I googled how to get bad splinters out. A suggestion of some black salve called Ichtbhammol promised to suck the splinter out over night. Seemed possible for something that sounded so German and authoritative. “I will suck the splinter out of your toe,” I imagine an Arnold Schwarzenegger-live voice promising. Good back up plan, I thought. (Note to self – get black German scary extraction salve.)
My father didn’t think I had 24 hours to wait. “You can’t get an infection NOW!” he screamed, stressing the NOW, very Doctor Primetime Drama. Referring to the proximity of time to my surgery – I certainly wasn’t asking for an infection, but even with the HUGE splinter, really?
My father suggested the emergency room. That’s right. You would think I would have just gotten a heart transplant and couldn’t run the risk of organ rejection.
I thought podiatrist, maybe – but ER? (Incidentally, my father loves to suggest the emergency room for ailments of all sorts when he doesn’t know where else to direct you. It’s part of his trifecta of prescriptions. Either eating lemon, putting alcohol on it, or if all else fails, the emergency room. Sore throat? Eat lemon. Pimple, cold sore, an unexplainable rash covering half your body? Rub some alcohol on it. Big splinter in toe? Emergency room.)
My friend, Michelle, who professing her wilderness first aid training, offered to take a taxi to my apartment during lunch to extricate the sucker. “Let me see what I can do,” I told her and began the splinter removal surgery.
First order of business. Gather my implements.
- Large pot for soaking foot (good thing we made lasagna last night so the big noodle pot was already soaking in the sink)
- Two sizes of sewing needles
- Good tweezers
- A gallon of rubbing alcohol
- The suture removal kit we stole from the hospital
I figured the boiling water would sterilize the pot (I worried later, though, when, after I dumped out the water, little bits of pasta floated out). The stolen kit was already sterilized. But I did need to sterilize the tweezers and the needles. So I set them under the fire of a match (don’t they do that in war movies?) I didn’t know for how long but figured when the needles starting turning different colors – they were ready. Just in case – I drenched them in alcohol and heard the sizzle. Now I was bonus satisfied.

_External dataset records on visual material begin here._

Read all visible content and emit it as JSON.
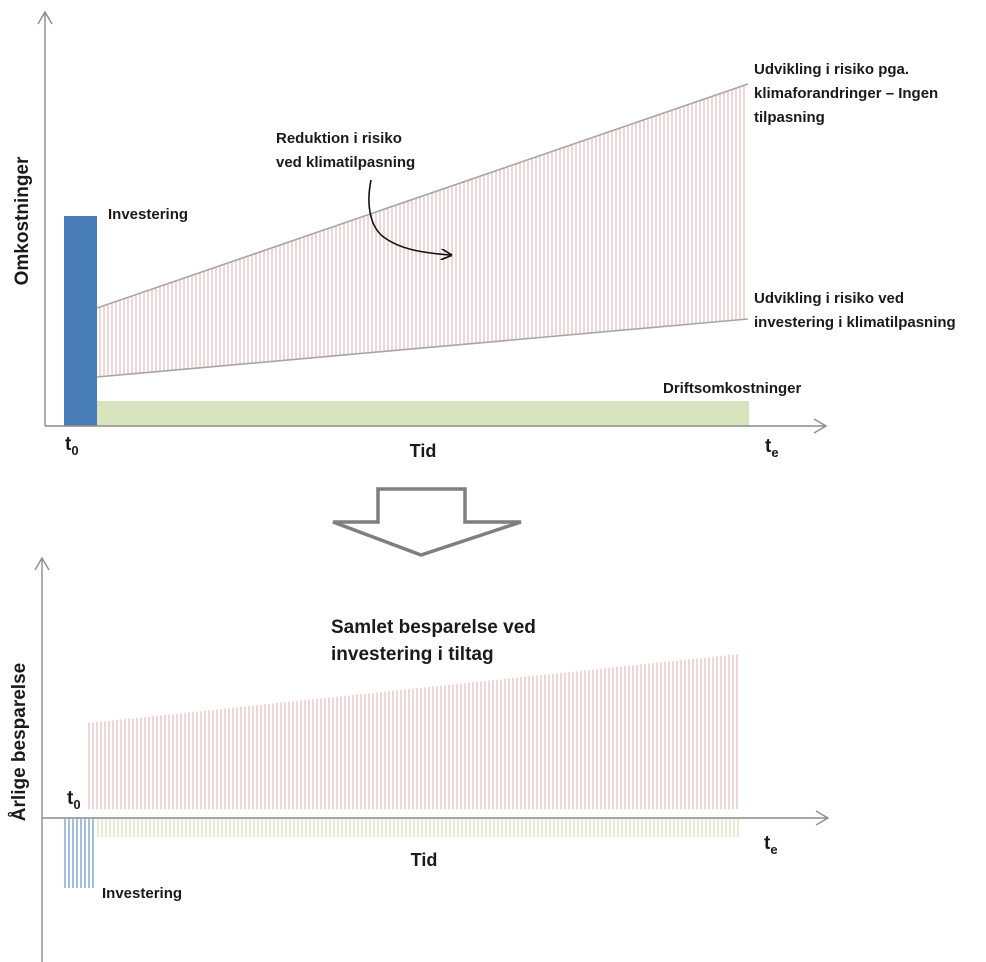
{
  "top": {
    "y_axis_label": "Omkostninger",
    "x_axis_label": "Tid",
    "t0_main": "t",
    "t0_sub": "0",
    "te_main": "t",
    "te_sub": "e",
    "investment_label": "Investering",
    "operating_costs_label": "Driftsomkostninger",
    "risk_no_adaptation_lines": [
      "Udvikling i risiko pga.",
      "klimaforandringer – Ingen",
      "tilpasning"
    ],
    "risk_with_adaptation_lines": [
      "Udvikling i risiko ved",
      "investering i klimatilpasning"
    ],
    "reduction_lines": [
      "Reduktion i risiko",
      "ved klimatilpasning"
    ]
  },
  "bottom": {
    "y_axis_label": "Årlige besparelse",
    "x_axis_label": "Tid",
    "t0_main": "t",
    "t0_sub": "0",
    "te_main": "t",
    "te_sub": "e",
    "investment_label": "Investering",
    "total_savings_lines": [
      "Samlet besparelse ved",
      "investering i tiltag"
    ]
  },
  "colors": {
    "investment_bar": "#4a7ebb",
    "operating_costs_bar": "#d7e4bd",
    "risk_hatch": "#e4a3a3",
    "risk_line": "#a6a6a6",
    "investment_hatch": "#4a7ebb",
    "operating_hatch": "#c3d69b",
    "axis": "#8c8c8c"
  }
}
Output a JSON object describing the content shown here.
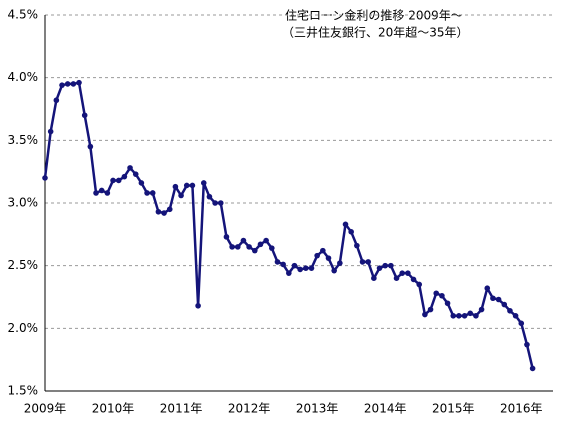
{
  "chart_data": {
    "type": "line",
    "title": "住宅ローン金利の推移  2009年～",
    "subtitle": "（三井住友銀行、20年超～35年）",
    "categories": [
      "2009年",
      null,
      null,
      null,
      null,
      null,
      null,
      null,
      null,
      null,
      null,
      null,
      "2010年",
      null,
      null,
      null,
      null,
      null,
      null,
      null,
      null,
      null,
      null,
      null,
      "2011年",
      null,
      null,
      null,
      null,
      null,
      null,
      null,
      null,
      null,
      null,
      null,
      "2012年",
      null,
      null,
      null,
      null,
      null,
      null,
      null,
      null,
      null,
      null,
      null,
      "2013年",
      null,
      null,
      null,
      null,
      null,
      null,
      null,
      null,
      null,
      null,
      null,
      "2014年",
      null,
      null,
      null,
      null,
      null,
      null,
      null,
      null,
      null,
      null,
      null,
      "2015年",
      null,
      null,
      null,
      null,
      null,
      null,
      null,
      null,
      null,
      null,
      null,
      "2016年",
      null,
      null
    ],
    "values": [
      3.2,
      3.57,
      3.82,
      3.94,
      3.95,
      3.95,
      3.96,
      3.7,
      3.45,
      3.08,
      3.1,
      3.08,
      3.18,
      3.18,
      3.21,
      3.28,
      3.23,
      3.16,
      3.08,
      3.08,
      2.93,
      2.92,
      2.95,
      3.13,
      3.06,
      3.14,
      3.14,
      2.18,
      3.16,
      3.05,
      3.0,
      3.0,
      2.73,
      2.65,
      2.65,
      2.7,
      2.65,
      2.62,
      2.67,
      2.7,
      2.64,
      2.53,
      2.51,
      2.44,
      2.5,
      2.47,
      2.48,
      2.48,
      2.58,
      2.62,
      2.56,
      2.46,
      2.52,
      2.83,
      2.77,
      2.66,
      2.53,
      2.53,
      2.4,
      2.48,
      2.5,
      2.5,
      2.4,
      2.44,
      2.44,
      2.39,
      2.35,
      2.11,
      2.15,
      2.28,
      2.26,
      2.2,
      2.1,
      2.1,
      2.1,
      2.12,
      2.1,
      2.15,
      2.32,
      2.24,
      2.23,
      2.19,
      2.14,
      2.1,
      2.04,
      1.87,
      1.68
    ],
    "color": "#14147a",
    "ylim": [
      1.5,
      4.5
    ],
    "yticks": [
      {
        "value": 1.5,
        "label": "1.5%"
      },
      {
        "value": 2.0,
        "label": "2.0%"
      },
      {
        "value": 2.5,
        "label": "2.5%"
      },
      {
        "value": 3.0,
        "label": "3.0%"
      },
      {
        "value": 3.5,
        "label": "3.5%"
      },
      {
        "value": 4.0,
        "label": "4.0%"
      },
      {
        "value": 4.5,
        "label": "4.5%"
      }
    ],
    "grid": true
  }
}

With my sterilized tools laid out before me, daytime TV glaring behind me, and boiling water at my feet, I begin the first soak. The first soak was the longest soak – almost 45 minutes. I then went on to make the original “pick-incision” via needle. First the big needle and then, when it hurt too much, the smaller one. I just couldn’t get close enough to the huge thing wedged in my toe. Meanwhile, my foot (broken just last year and aching in the rainy weather) was starting to spasm from holding it in a foot calisthenics position for half an hour.
So I go back to soaking. And more picking.

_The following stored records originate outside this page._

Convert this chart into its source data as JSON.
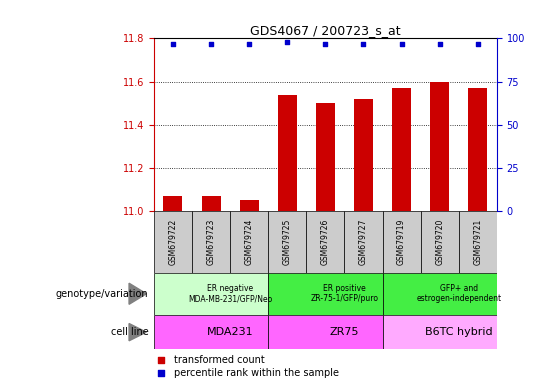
{
  "title": "GDS4067 / 200723_s_at",
  "samples": [
    "GSM679722",
    "GSM679723",
    "GSM679724",
    "GSM679725",
    "GSM679726",
    "GSM679727",
    "GSM679719",
    "GSM679720",
    "GSM679721"
  ],
  "red_values": [
    11.07,
    11.07,
    11.05,
    11.54,
    11.5,
    11.52,
    11.57,
    11.6,
    11.57
  ],
  "blue_values": [
    97,
    97,
    97,
    98,
    97,
    97,
    97,
    97,
    97
  ],
  "ylim_left": [
    11.0,
    11.8
  ],
  "ylim_right": [
    0,
    100
  ],
  "yticks_left": [
    11.0,
    11.2,
    11.4,
    11.6,
    11.8
  ],
  "yticks_right": [
    0,
    25,
    50,
    75,
    100
  ],
  "groups": [
    {
      "label": "ER negative\nMDA-MB-231/GFP/Neo",
      "cell_line": "MDA231",
      "start": 0,
      "end": 3,
      "geno_color": "#ccffcc",
      "cell_color": "#ff66ff"
    },
    {
      "label": "ER positive\nZR-75-1/GFP/puro",
      "cell_line": "ZR75",
      "start": 3,
      "end": 6,
      "geno_color": "#44ee44",
      "cell_color": "#ff66ff"
    },
    {
      "label": "GFP+ and\nestrogen-independent",
      "cell_line": "B6TC hybrid",
      "start": 6,
      "end": 9,
      "geno_color": "#44ee44",
      "cell_color": "#ffaaff"
    }
  ],
  "bar_color": "#cc0000",
  "dot_color": "#0000cc",
  "bar_bottom": 11.0,
  "left_tick_color": "#cc0000",
  "right_tick_color": "#0000cc",
  "sample_box_color": "#cccccc",
  "legend_items": [
    {
      "label": "transformed count",
      "color": "#cc0000"
    },
    {
      "label": "percentile rank within the sample",
      "color": "#0000cc"
    }
  ],
  "left_labels": [
    "genotype/variation",
    "cell line"
  ],
  "geno_label_fontsize": 6,
  "cell_label_fontsize": 8
}
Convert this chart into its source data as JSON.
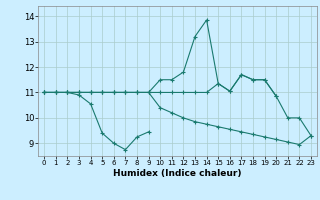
{
  "xlabel": "Humidex (Indice chaleur)",
  "bg_color": "#cceeff",
  "line_color": "#1a7a6e",
  "grid_color": "#aacccc",
  "xlim": [
    -0.5,
    23.5
  ],
  "ylim": [
    8.5,
    14.4
  ],
  "yticks": [
    9,
    10,
    11,
    12,
    13,
    14
  ],
  "xticks": [
    0,
    1,
    2,
    3,
    4,
    5,
    6,
    7,
    8,
    9,
    10,
    11,
    12,
    13,
    14,
    15,
    16,
    17,
    18,
    19,
    20,
    21,
    22,
    23
  ],
  "lines": [
    {
      "x": [
        0,
        1,
        2,
        3,
        4,
        5,
        6,
        7,
        8,
        9
      ],
      "y": [
        11,
        11,
        11,
        10.9,
        10.55,
        9.4,
        9.0,
        8.75,
        9.25,
        9.45
      ]
    },
    {
      "x": [
        0,
        1,
        2,
        3,
        4,
        5,
        6,
        7,
        8,
        9,
        10,
        11,
        12,
        13,
        14,
        15,
        16,
        17,
        18,
        19,
        20,
        21,
        22,
        23
      ],
      "y": [
        11,
        11,
        11,
        11,
        11,
        11,
        11,
        11,
        11,
        11,
        11.5,
        11.5,
        11.8,
        13.2,
        13.85,
        11.35,
        11.05,
        11.7,
        11.5,
        11.5,
        10.85,
        10.0,
        10.0,
        9.3
      ]
    },
    {
      "x": [
        0,
        1,
        2,
        3,
        4,
        5,
        6,
        7,
        8,
        9,
        10,
        11,
        12,
        13,
        14,
        15,
        16,
        17,
        18,
        19,
        20
      ],
      "y": [
        11,
        11,
        11,
        11,
        11,
        11,
        11,
        11,
        11,
        11,
        11,
        11,
        11,
        11,
        11,
        11.35,
        11.05,
        11.7,
        11.5,
        11.5,
        10.85
      ]
    },
    {
      "x": [
        0,
        1,
        2,
        3,
        4,
        5,
        6,
        7,
        8,
        9,
        10,
        11,
        12,
        13,
        14,
        15,
        16,
        17,
        18,
        19,
        20,
        21,
        22,
        23
      ],
      "y": [
        11,
        11,
        11,
        11,
        11,
        11,
        11,
        11,
        11,
        11,
        10.4,
        10.2,
        10.0,
        9.85,
        9.75,
        9.65,
        9.55,
        9.45,
        9.35,
        9.25,
        9.15,
        9.05,
        8.95,
        9.3
      ]
    }
  ]
}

This time it seemed I had picked off enough millimeters of skin to warrant a cutting off of the dead skin. I needed to clear the area to work. So I get the nail clippers and repeat the sterilization process. I clip away the clipped away toe bits. Bye-bye toe skin.

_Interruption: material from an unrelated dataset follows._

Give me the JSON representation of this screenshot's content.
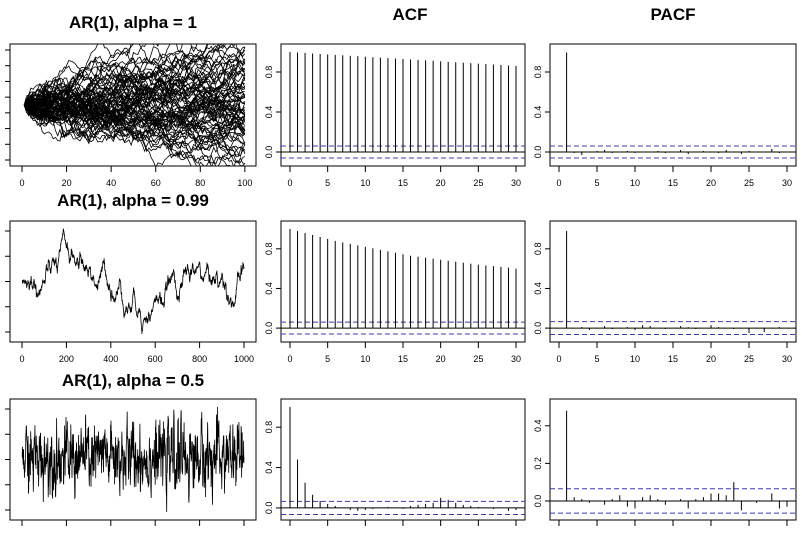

My poor body has endured quite a lot this week – first half the thyroid and now toe bits into the boiling foot water in the pasta pot.
I soak some more and then I pick some more and eventually the length of the little shit reveals itself and it seems I could really grab a hold of him. So I grab my familiar tweezers. My Russian hairiness has ensured that I have developed a mastery of the tweezer. A tweezer artist, if you will. I decided to treat the splinter like an unwieldy, short, thick hair. I’ll play this on my court!
So I secure the subject – slowly and steadily, maintaining a fixed and consistent withdrawing pressure and I feel it slowly slide out of the meat of my toe. SUCCESS!
The blood drips down my foot and I feel so euphoric from my splinter extraction! I birthed the splinter all my own; via cesarean section nonetheless. I call everyone with my announcement “It’s a wood! About ½ an inch big. Quite a stubborn fellow. Mom is doing great!”
Quite a looker I am, my neck wrapped, my toe bandaged, limping under a bright red scarf, happy as can be.
I’ll note that everything in the hospital suture kit (bad plastic tweezers, dull scissors, small gauze) was useless to the splinter removal procedure, reinforcing the moral of the story: don’t take anything because eventually the bad karma will come back to splinter you in the toe.